Les bêtes qu’elle avait toutes passées en revue trouvaient leur place, dans le piétinement des pattes et les frottements de toison. Ismène au mufle doux vint lui donner un coup amical contre le genou et leva ses yeux aux pupilles aussi longues et noires qu’un fusain brûlé. De profil, la ligne de son front descendait avec noblesse jusqu’à ses narines camuses d’un brun chaud. C’était un jeu entre elles. Les doigts de l’humaine s’enfoncèrent en retour dans la laine et lui caressèrent le dos à pleines mains. La brebis, qui puait agréablement le suint, baissa les paupières et agita ses délicates oreilles droites. Et se frotta à nouveau contre Lydia quand la main se retira.

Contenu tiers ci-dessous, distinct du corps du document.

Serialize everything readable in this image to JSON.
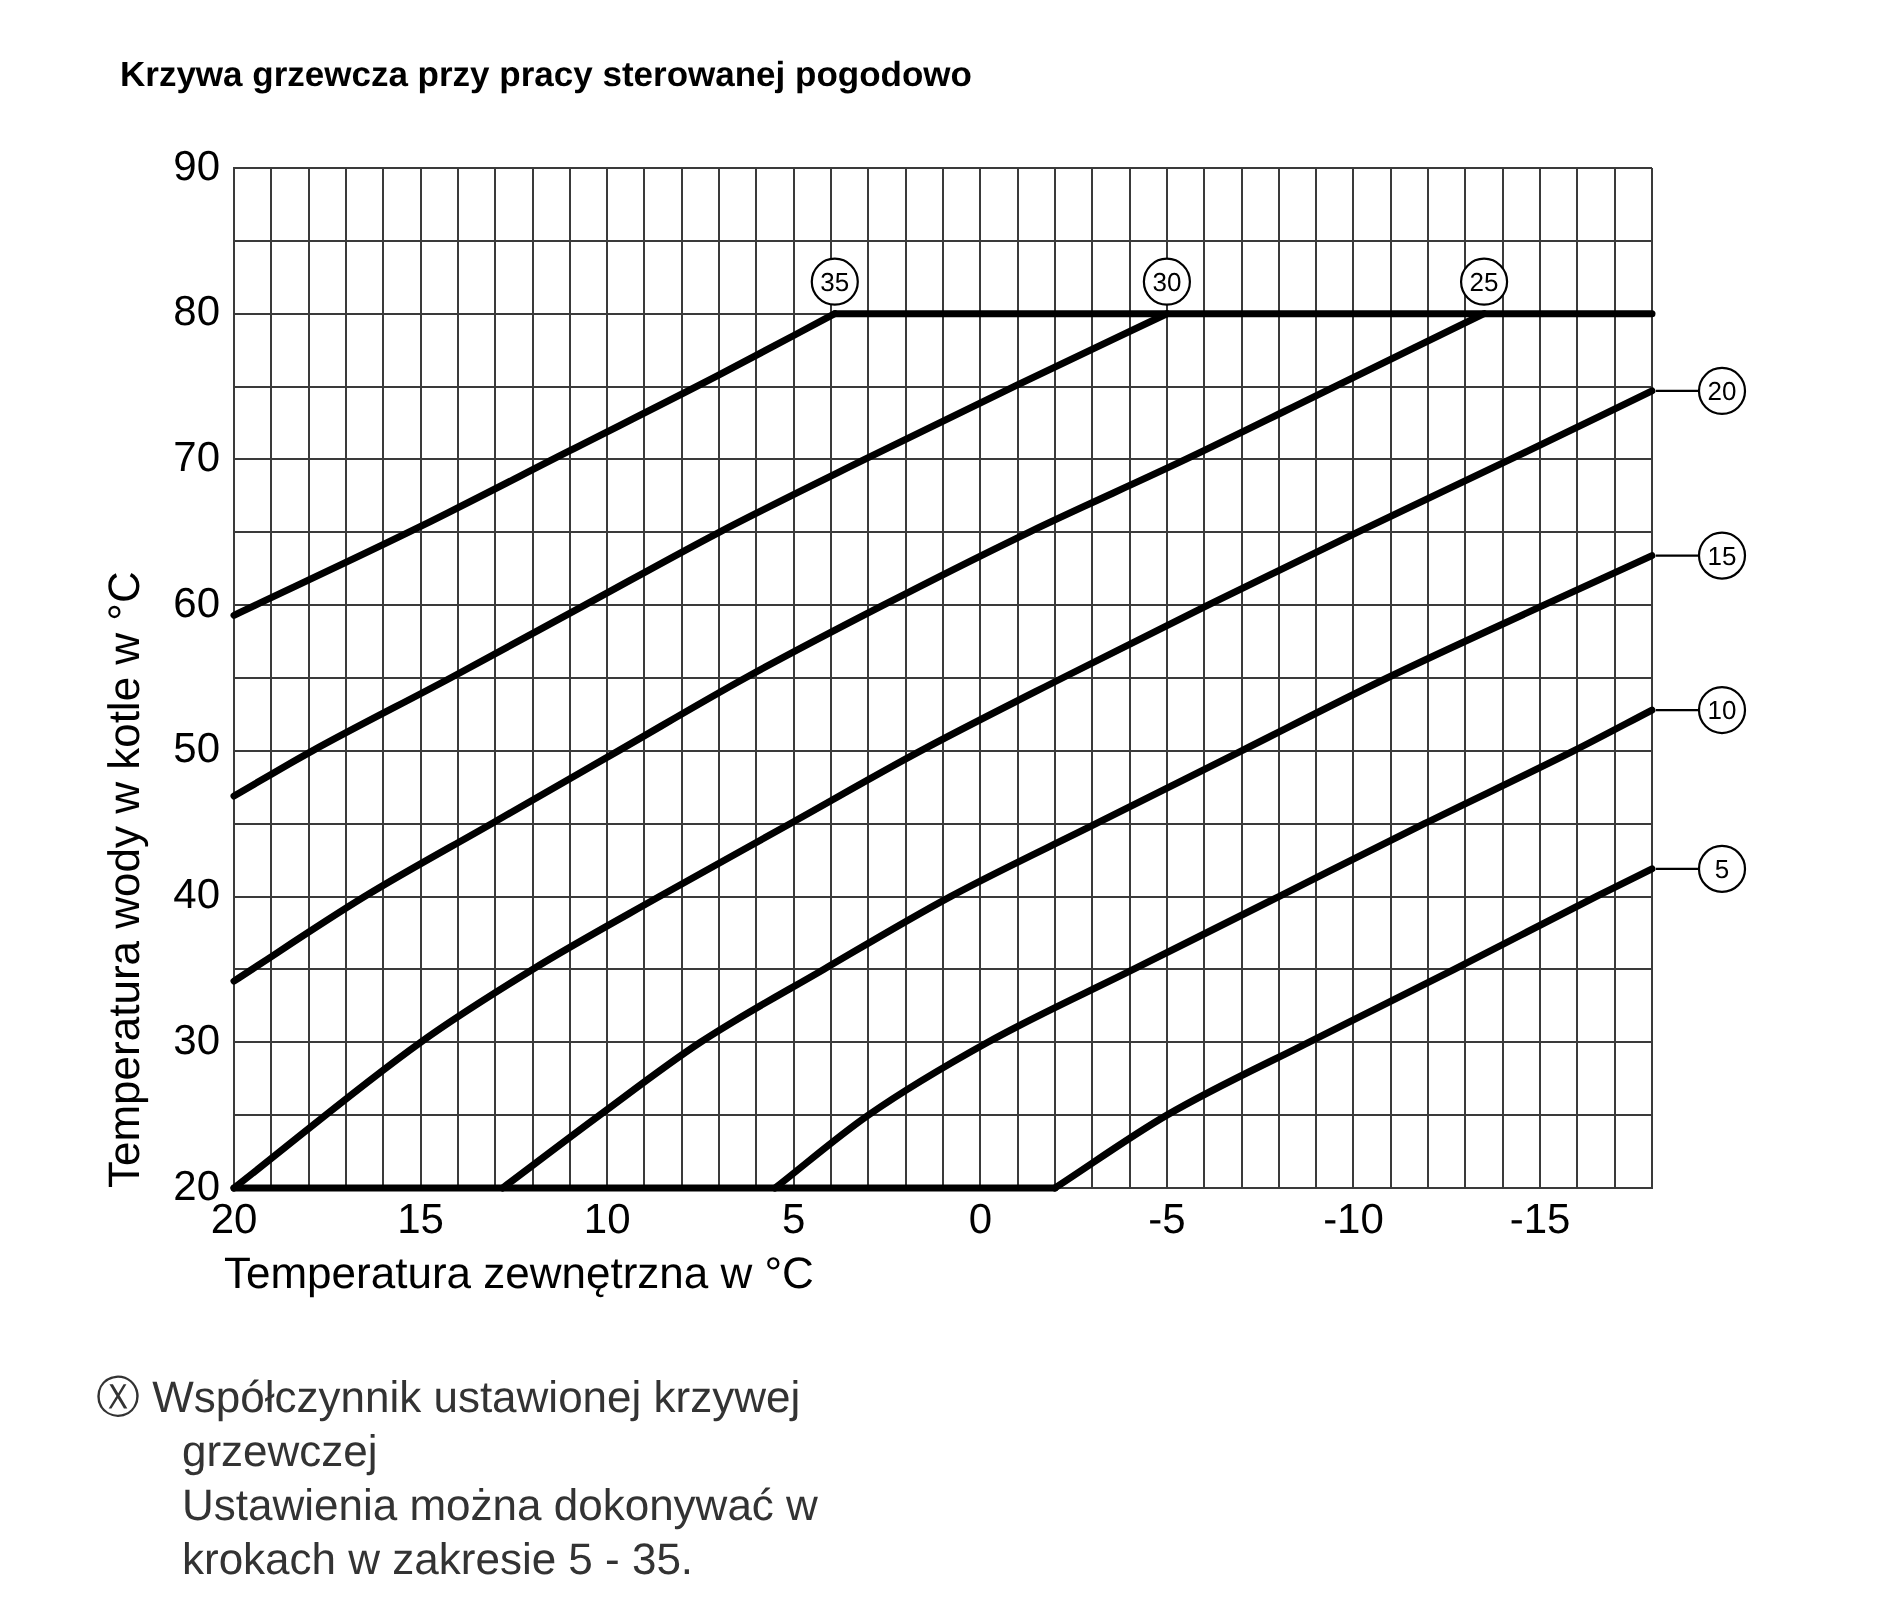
{
  "chart_data": {
    "type": "line",
    "title": "Krzywa grzewcza przy pracy sterowanej pogodowo",
    "xlabel": "Temperatura zewnętrzna w °C",
    "ylabel": "Temperatura wody w kotle w °C",
    "annotations": [
      "Ⓧ Współczynnik ustawionej krzywej grzewczej",
      "Ustawienia można dokonywać w krokach w zakresie 5 - 35."
    ],
    "xlim": [
      20,
      -18
    ],
    "xticks": [
      20,
      {
        "value": 19,
        "label": null
      },
      {
        "value": 18,
        "label": null
      },
      {
        "value": 17,
        "label": null
      },
      {
        "value": 16,
        "label": null
      },
      15,
      {
        "value": 14,
        "label": null
      },
      {
        "value": 13,
        "label": null
      },
      {
        "value": 12,
        "label": null
      },
      {
        "value": 11,
        "label": null
      },
      10,
      {
        "value": 9,
        "label": null
      },
      {
        "value": 8,
        "label": null
      },
      {
        "value": 7,
        "label": null
      },
      {
        "value": 6,
        "label": null
      },
      5,
      {
        "value": 4,
        "label": null
      },
      {
        "value": 3,
        "label": null
      },
      {
        "value": 2,
        "label": null
      },
      {
        "value": 1,
        "label": null
      },
      0,
      {
        "value": -1,
        "label": null
      },
      {
        "value": -2,
        "label": null
      },
      {
        "value": -3,
        "label": null
      },
      {
        "value": -4,
        "label": null
      },
      -5,
      {
        "value": -6,
        "label": null
      },
      {
        "value": -7,
        "label": null
      },
      {
        "value": -8,
        "label": null
      },
      {
        "value": -9,
        "label": null
      },
      -10,
      {
        "value": -11,
        "label": null
      },
      {
        "value": -12,
        "label": null
      },
      {
        "value": -13,
        "label": null
      },
      {
        "value": -14,
        "label": null
      },
      -15,
      {
        "value": -16,
        "label": null
      },
      {
        "value": -17,
        "label": null
      },
      {
        "value": -18,
        "label": null
      }
    ],
    "ylim": [
      20,
      90
    ],
    "yticks": [
      20,
      {
        "value": 25,
        "label": null
      },
      30,
      {
        "value": 35,
        "label": null
      },
      40,
      {
        "value": 45,
        "label": null
      },
      50,
      {
        "value": 55,
        "label": null
      },
      60,
      {
        "value": 65,
        "label": null
      },
      70,
      {
        "value": 75,
        "label": null
      },
      80,
      {
        "value": 85,
        "label": null
      },
      90
    ],
    "grid": true,
    "legend": "right",
    "series": [
      {
        "name": "35",
        "color": "#000000",
        "x": [
          20,
          15,
          11,
          7,
          3.9
        ],
        "values": [
          59.3,
          65.4,
          70.6,
          75.8,
          80
        ]
      },
      {
        "name": "30",
        "color": "#000000",
        "x": [
          20,
          17.9,
          14.2,
          10.6,
          7,
          3.1,
          -0.9,
          -5
        ],
        "values": [
          46.9,
          50,
          55,
          60,
          65,
          70,
          75,
          80
        ]
      },
      {
        "name": "25",
        "color": "#000000",
        "x": [
          20,
          16.5,
          13.1,
          9.7,
          6.3,
          2.6,
          -1.3,
          -5.5,
          -9.5,
          -13.5
        ],
        "values": [
          34.2,
          40,
          45,
          50,
          55,
          60,
          65,
          70,
          75,
          80
        ]
      },
      {
        "name": "20",
        "color": "#000000",
        "x": [
          20,
          15,
          12,
          8.6,
          5.1,
          1.6,
          -2.2,
          -6.1,
          -10.1,
          -14.2,
          -18
        ],
        "values": [
          20,
          30,
          35,
          40,
          45,
          50,
          55,
          60,
          65,
          70,
          74.7
        ]
      },
      {
        "name": "15",
        "color": "#000000",
        "x": [
          12.8,
          10.2,
          7.5,
          4.2,
          0.8,
          -3.1,
          -7,
          -10.9,
          -15.1,
          -18
        ],
        "values": [
          20,
          25,
          30,
          35,
          40,
          45,
          50,
          55,
          60,
          63.4
        ]
      },
      {
        "name": "10",
        "color": "#000000",
        "x": [
          5.5,
          3,
          -0.2,
          -4.1,
          -8,
          -11.9,
          -15.9,
          -18
        ],
        "values": [
          20,
          25,
          30,
          35,
          40,
          45,
          50,
          52.8
        ]
      },
      {
        "name": "5",
        "color": "#000000",
        "x": [
          -2,
          -5,
          -8.8,
          -12.7,
          -16.5,
          -18
        ],
        "values": [
          20,
          25,
          30,
          35,
          40,
          41.9
        ]
      },
      {
        "color": "#000000",
        "x": [
          3.9,
          -18
        ],
        "values": [
          80,
          80
        ]
      },
      {
        "color": "#000000",
        "x": [
          20,
          -2
        ],
        "values": [
          20,
          20
        ]
      }
    ]
  }
}
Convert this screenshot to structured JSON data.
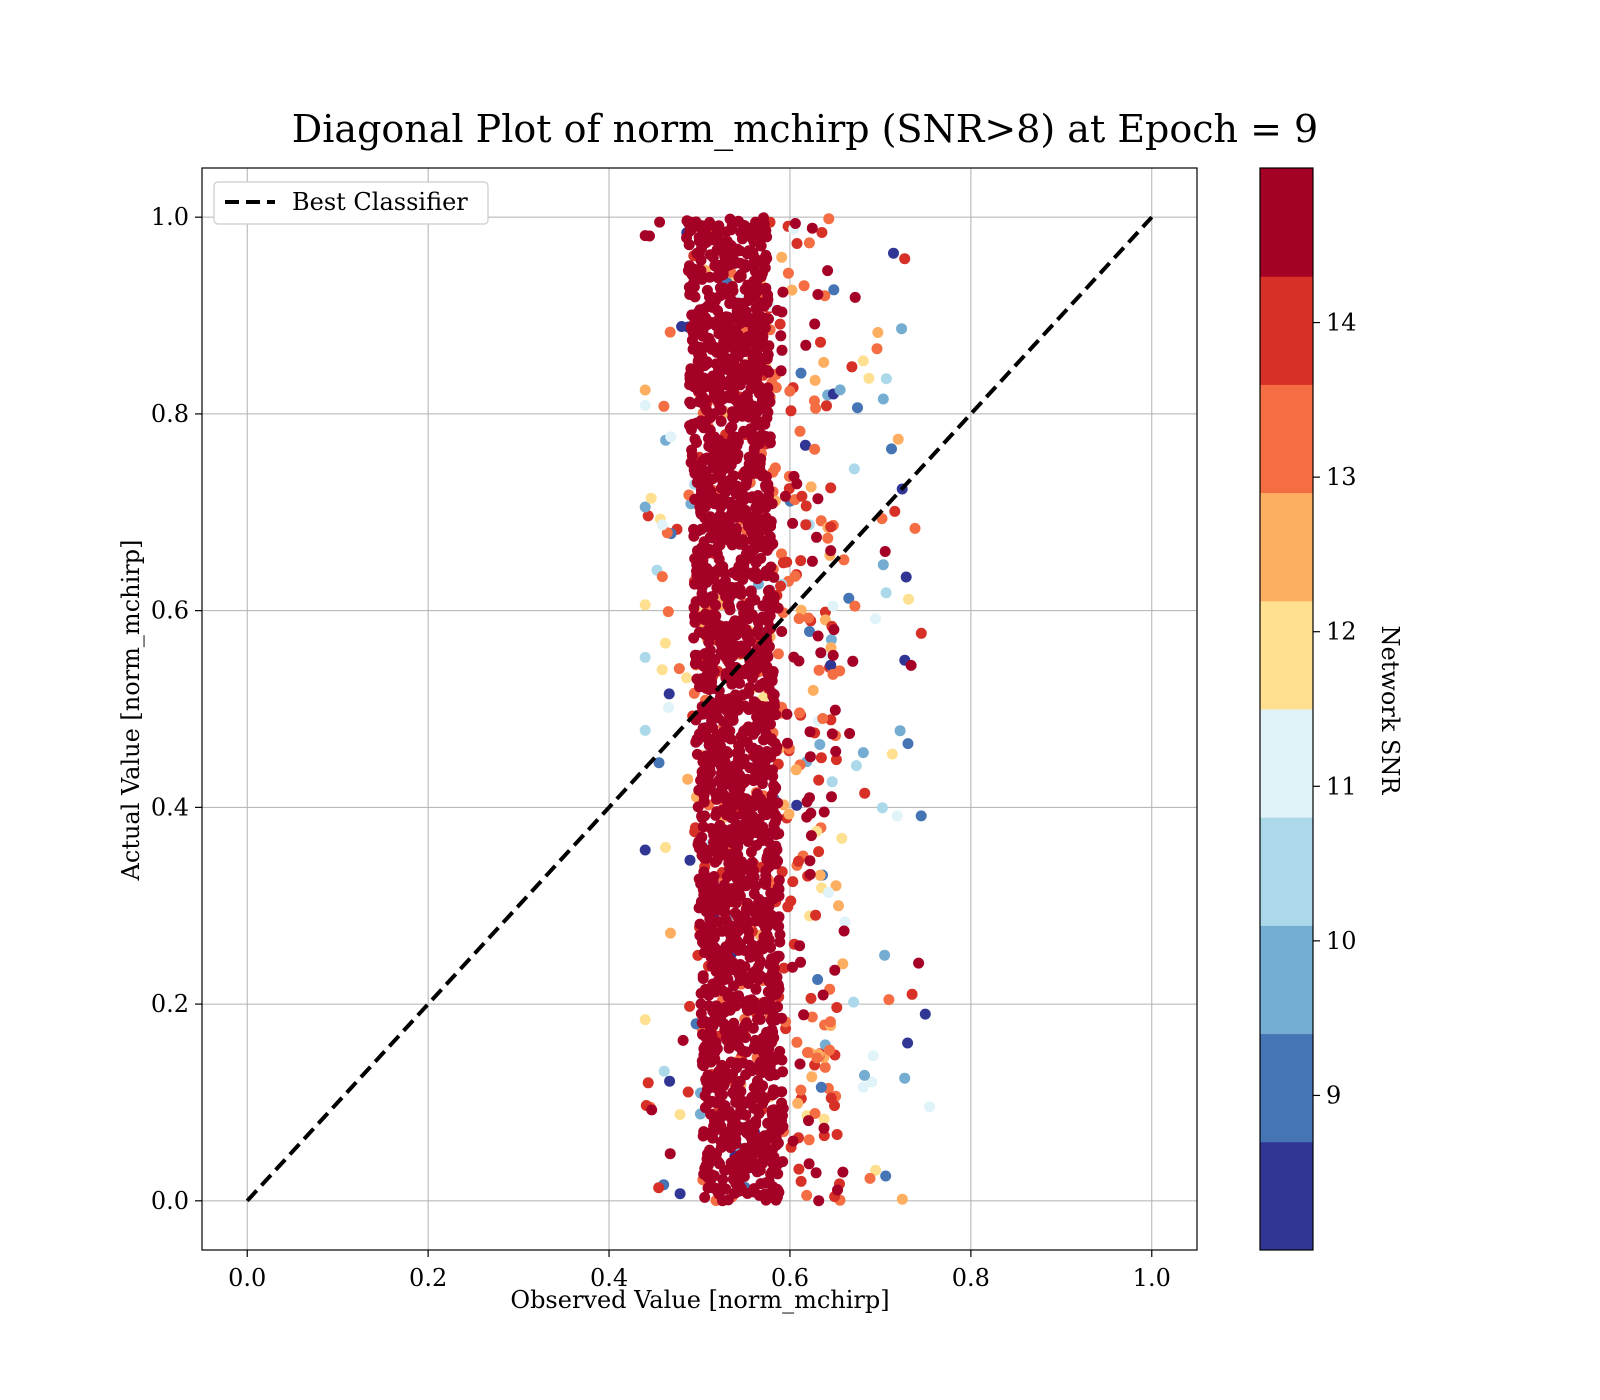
{
  "chart_data": {
    "type": "scatter",
    "title": "Diagonal Plot of norm_mchirp (SNR>8) at Epoch = 9",
    "xlabel": "Observed Value [norm_mchirp]",
    "ylabel": "Actual Value [norm_mchirp]",
    "xlim": [
      -0.05,
      1.05
    ],
    "ylim": [
      -0.05,
      1.05
    ],
    "xticks": [
      0.0,
      0.2,
      0.4,
      0.6,
      0.8,
      1.0
    ],
    "yticks": [
      0.0,
      0.2,
      0.4,
      0.6,
      0.8,
      1.0
    ],
    "xtick_labels": [
      "0.0",
      "0.2",
      "0.4",
      "0.6",
      "0.8",
      "1.0"
    ],
    "ytick_labels": [
      "0.0",
      "0.2",
      "0.4",
      "0.6",
      "0.8",
      "1.0"
    ],
    "grid": true,
    "legend": {
      "position": "top-left",
      "entries": [
        {
          "label": "Best Classifier",
          "style": "dashed",
          "color": "#000000"
        }
      ]
    },
    "reference_line": {
      "name": "Best Classifier",
      "x": [
        0.0,
        1.0
      ],
      "y": [
        0.0,
        1.0
      ]
    },
    "point_cloud": {
      "description_values": "samples cluster at observed 0.45-0.78, actual 0.0-1.0",
      "observed_center_at_actual_0": 0.55,
      "observed_center_at_actual_1": 0.53,
      "core_half_width": 0.045,
      "outer_extent": [
        0.44,
        0.78
      ],
      "actual_range": [
        0.0,
        1.0
      ]
    },
    "colorbar": {
      "label": "Network SNR",
      "range": [
        8.0,
        15.0
      ],
      "ticks": [
        9,
        10,
        11,
        12,
        13,
        14
      ],
      "tick_labels": [
        "9",
        "10",
        "11",
        "12",
        "13",
        "14"
      ],
      "colors": [
        "#313695",
        "#4575b4",
        "#74add1",
        "#abd9e9",
        "#e0f3f8",
        "#fee090",
        "#fdae61",
        "#f46d43",
        "#d73027",
        "#a50026"
      ]
    }
  }
}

— Une gratouille et c’est fini !

Dernier comptage. Habitude de ses années d’enfance à l’estive — quand il y avait encore de vraies estives.

Vingt-deux.

Vingt-trois la semaine précédente. De Biscotte, sa préférée, sa fifille, sa sœur qui savait rire, elle n’avait retrouvé en descendant de la pâture que la dépouille dévorée, la carotide tranchée. Un coup de la Sale Bête. L’une de celles qui revenaient en meute depuis le départ des humains, la pire, un animal rusé aperçu en contre-jour sur les crêtes pendant la montée des éboulis, noire et la gueule souriante, langue pendante comme un démon persan de théâtre d’ombres.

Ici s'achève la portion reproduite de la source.